The game ended with Bill Parcells flinging his headset to the ground and Joe Gibbs looking like he needed a blood transfusion. The Cowboys had it won ... and then lost it. The Redskins had it lost ... and then won it. Just another week in the NFC East, folks.
How do you even explain what happened yesterday in the last few seconds at FedEx Field, the series of events that turned a killer 22-19 defeat for the Snydermen into a life-giving 22-19 victory? It was improbable enough that Mike Vanderjagt, who once went an entire season without missing a kick, had a chip-shot field goal try blocked -- and almost unbelievable that Sean Taylor scooped up the loose ball and weaved 30 yards, Barry Sanders-like, to the Dallas 44.
"But after all that," Brandon Lloyd mused, "how does a penalty come into play that gives us a chance at the winning field goal?"
How, indeed. But it did. One of the Cowboys was spotted grabbing a face mask, the ball was moved 15 yards closer to the Dallas goal posts and, with time expired, Nick Novak booted it through from 47 yards for the win. This is the same Nick Novak, mind you, who had been wide from almost the same distance just 31 seconds earlier.
Novak got a second chance, and now the Redskins have one. But it's only that -- a chance. Consider: If it weren't for (a.) yesterday's freaky finish and (b.) the Bucs beating the Eagles on a 62-yard field goal a few weeks back, the Redskins would be at least three games behind everybody else in the division (and, in all probability, warming up Jason Campbell in the bullpen). That's how close they are to Total Oblivion.

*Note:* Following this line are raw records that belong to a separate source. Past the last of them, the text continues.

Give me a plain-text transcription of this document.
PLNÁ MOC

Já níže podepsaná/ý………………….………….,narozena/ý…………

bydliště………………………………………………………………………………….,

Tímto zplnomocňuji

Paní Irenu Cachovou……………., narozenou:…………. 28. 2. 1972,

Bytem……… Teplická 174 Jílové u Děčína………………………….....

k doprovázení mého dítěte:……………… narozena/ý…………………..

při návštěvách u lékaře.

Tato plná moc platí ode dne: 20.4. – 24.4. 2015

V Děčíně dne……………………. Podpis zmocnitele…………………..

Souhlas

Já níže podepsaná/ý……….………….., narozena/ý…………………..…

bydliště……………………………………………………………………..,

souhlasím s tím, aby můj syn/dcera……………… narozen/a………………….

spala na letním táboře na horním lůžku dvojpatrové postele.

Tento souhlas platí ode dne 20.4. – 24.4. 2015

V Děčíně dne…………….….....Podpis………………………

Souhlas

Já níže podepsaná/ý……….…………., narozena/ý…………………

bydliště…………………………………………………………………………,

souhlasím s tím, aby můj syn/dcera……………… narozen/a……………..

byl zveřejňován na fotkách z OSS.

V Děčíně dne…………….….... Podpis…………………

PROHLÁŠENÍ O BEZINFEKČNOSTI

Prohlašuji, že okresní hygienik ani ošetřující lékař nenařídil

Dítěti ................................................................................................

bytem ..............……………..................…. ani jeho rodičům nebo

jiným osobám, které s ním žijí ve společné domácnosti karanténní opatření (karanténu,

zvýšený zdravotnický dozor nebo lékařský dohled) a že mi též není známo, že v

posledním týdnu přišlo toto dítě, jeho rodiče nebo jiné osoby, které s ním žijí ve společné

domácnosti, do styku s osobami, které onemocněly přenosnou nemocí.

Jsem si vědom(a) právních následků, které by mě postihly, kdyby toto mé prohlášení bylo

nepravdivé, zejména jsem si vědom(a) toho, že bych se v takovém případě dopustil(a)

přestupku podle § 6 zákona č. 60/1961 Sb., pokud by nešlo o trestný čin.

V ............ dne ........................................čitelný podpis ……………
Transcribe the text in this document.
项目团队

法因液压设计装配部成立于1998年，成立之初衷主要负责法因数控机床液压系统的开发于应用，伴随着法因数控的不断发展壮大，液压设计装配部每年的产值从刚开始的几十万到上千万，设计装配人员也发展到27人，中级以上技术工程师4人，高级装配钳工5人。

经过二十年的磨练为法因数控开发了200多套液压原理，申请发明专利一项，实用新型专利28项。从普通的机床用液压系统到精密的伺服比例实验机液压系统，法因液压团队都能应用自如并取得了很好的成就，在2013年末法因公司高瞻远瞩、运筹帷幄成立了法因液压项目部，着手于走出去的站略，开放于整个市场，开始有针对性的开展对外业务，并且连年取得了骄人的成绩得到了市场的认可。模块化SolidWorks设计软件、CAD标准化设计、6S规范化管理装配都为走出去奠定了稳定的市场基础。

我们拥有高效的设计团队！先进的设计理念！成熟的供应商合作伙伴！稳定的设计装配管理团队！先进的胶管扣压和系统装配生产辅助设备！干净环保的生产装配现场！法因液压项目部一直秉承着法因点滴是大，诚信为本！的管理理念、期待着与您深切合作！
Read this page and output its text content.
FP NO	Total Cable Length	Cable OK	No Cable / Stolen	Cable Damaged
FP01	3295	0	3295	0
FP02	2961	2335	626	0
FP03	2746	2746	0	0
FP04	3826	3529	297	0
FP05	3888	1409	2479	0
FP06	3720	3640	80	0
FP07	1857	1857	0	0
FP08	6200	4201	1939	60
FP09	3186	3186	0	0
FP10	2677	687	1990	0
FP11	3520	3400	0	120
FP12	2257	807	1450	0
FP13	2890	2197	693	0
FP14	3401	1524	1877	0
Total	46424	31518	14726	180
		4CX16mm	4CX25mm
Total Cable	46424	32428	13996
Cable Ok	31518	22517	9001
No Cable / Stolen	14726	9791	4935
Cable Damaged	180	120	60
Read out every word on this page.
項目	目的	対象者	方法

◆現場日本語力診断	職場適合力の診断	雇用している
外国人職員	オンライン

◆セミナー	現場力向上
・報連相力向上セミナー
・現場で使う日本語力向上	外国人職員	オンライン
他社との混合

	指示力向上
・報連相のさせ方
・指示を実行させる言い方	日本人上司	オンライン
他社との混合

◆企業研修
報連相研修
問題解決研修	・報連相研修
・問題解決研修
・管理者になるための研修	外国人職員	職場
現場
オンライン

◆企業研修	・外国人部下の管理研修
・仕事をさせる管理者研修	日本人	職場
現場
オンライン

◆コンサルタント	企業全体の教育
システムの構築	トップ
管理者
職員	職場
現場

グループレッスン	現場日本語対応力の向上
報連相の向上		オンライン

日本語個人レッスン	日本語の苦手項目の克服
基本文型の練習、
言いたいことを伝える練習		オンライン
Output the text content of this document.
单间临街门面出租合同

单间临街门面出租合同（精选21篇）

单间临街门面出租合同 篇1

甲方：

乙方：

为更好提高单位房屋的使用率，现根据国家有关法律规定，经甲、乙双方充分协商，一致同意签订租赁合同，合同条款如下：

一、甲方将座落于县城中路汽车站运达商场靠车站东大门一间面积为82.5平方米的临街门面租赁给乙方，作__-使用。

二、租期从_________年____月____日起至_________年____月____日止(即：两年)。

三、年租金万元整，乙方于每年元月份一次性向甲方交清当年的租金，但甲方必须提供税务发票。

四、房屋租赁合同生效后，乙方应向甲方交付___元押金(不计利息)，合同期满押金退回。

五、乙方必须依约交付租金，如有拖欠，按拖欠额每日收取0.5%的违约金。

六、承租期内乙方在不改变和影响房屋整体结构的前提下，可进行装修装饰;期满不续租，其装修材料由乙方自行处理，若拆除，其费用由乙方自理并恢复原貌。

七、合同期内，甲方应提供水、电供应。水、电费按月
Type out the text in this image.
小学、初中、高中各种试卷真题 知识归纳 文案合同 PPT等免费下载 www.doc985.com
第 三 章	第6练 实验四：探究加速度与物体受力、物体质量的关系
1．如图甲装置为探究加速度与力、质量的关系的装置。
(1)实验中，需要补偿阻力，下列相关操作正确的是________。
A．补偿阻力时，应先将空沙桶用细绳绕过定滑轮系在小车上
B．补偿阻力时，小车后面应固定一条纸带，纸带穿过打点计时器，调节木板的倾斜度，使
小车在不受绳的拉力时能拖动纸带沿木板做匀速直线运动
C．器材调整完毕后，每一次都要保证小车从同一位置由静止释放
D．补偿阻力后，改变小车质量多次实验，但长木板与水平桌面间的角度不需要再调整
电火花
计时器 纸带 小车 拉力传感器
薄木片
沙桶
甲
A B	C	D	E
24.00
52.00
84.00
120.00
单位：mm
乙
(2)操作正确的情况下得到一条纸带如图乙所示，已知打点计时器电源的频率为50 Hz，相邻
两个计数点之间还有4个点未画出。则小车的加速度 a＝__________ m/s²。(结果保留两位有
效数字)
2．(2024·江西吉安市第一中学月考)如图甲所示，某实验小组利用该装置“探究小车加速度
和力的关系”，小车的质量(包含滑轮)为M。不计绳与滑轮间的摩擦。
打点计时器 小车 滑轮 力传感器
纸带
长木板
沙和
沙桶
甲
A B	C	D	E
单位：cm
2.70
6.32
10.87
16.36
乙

But, hey, anything that doesn't kill you makes you stronger, right? That's certainly how the Redskins are looking at it.
"If you look back [two months from now] on what the defining point of our season was, it could be this game," Renaldo Wynn said. "I hope it is."
To which Jon Jansen added, "I think it'll pull us together because we know [now] everybody [in the locker room] is going to fight to the end."
For most of the afternoon, the game looked like anything but the defining point of the Redskins' season -- the last straw, perhaps, but not the defining point. Despite a two-week respite to recover from a 2-5 start, they looked in many ways like the same team as before. They got stuffed on the goal line in their first series, came way with only three points the next time they visited the red zone and had all kinds of trouble stopping Dallas on third down.
Then they came out in the third quarter and, as has been their custom, let the Cowboys drive for a touchdown that put them ahead 19-12. And to think, said Gibbs, "We made a special effort to want to play great in the third quarter."
It could have been worse, too. Later in the quarter, Terrell Owens got behind the Washington secondary, and Tony Romo hit him in stride for what should have been a 74-yard TD. But T.O., who had 76 yards in receptions and about 85 yards in drops, must have had another of his Narcoleptic Moments because the ball bounced off his hands. Had he hung onto it, that might have been the defining point of the Redskins' season, in as much as they've been burned by the bomb all year long.
Finally, with his offense still spinning its wheels in the fourth quarter, Coach Joe changed quarterbacks -- for a play, anyway. On first down at Washington 32, Mark Brunell handed off to Antwaan Randle El, and the former college QB heaved a long pass in the direction of Lloyd. A 48-yard interference penalty on Cowboys safety Roy Williams resulted, and soon enough Brunell was finding Chris Cooley in the corner of the end zone for the tying TD.
The ball came dangerously close to being intercepted, though. In fact, it actually deflected off the hands of Dallas cornerback Anthony Henry. That's why it's hard to get too excited about this Redskins win. Yes, they made a miraculous comeback at the end, and yes, they persevered without their top playmaker, Santana Moss; but they were dancing on the edge of disaster all day.
It can hardly be said that the Redskins "made a statement," not with Novak missing the 49-yarder in the final minute and the defense then allowing Dallas to march down to the Washington 17. What the Redskins did was survive, live to play another day. But if they really want to salvage something of this season, they can't continue to depend on dropped touchdown passes and 62-yard field goals. They're going to have to do a little more of the work themselves.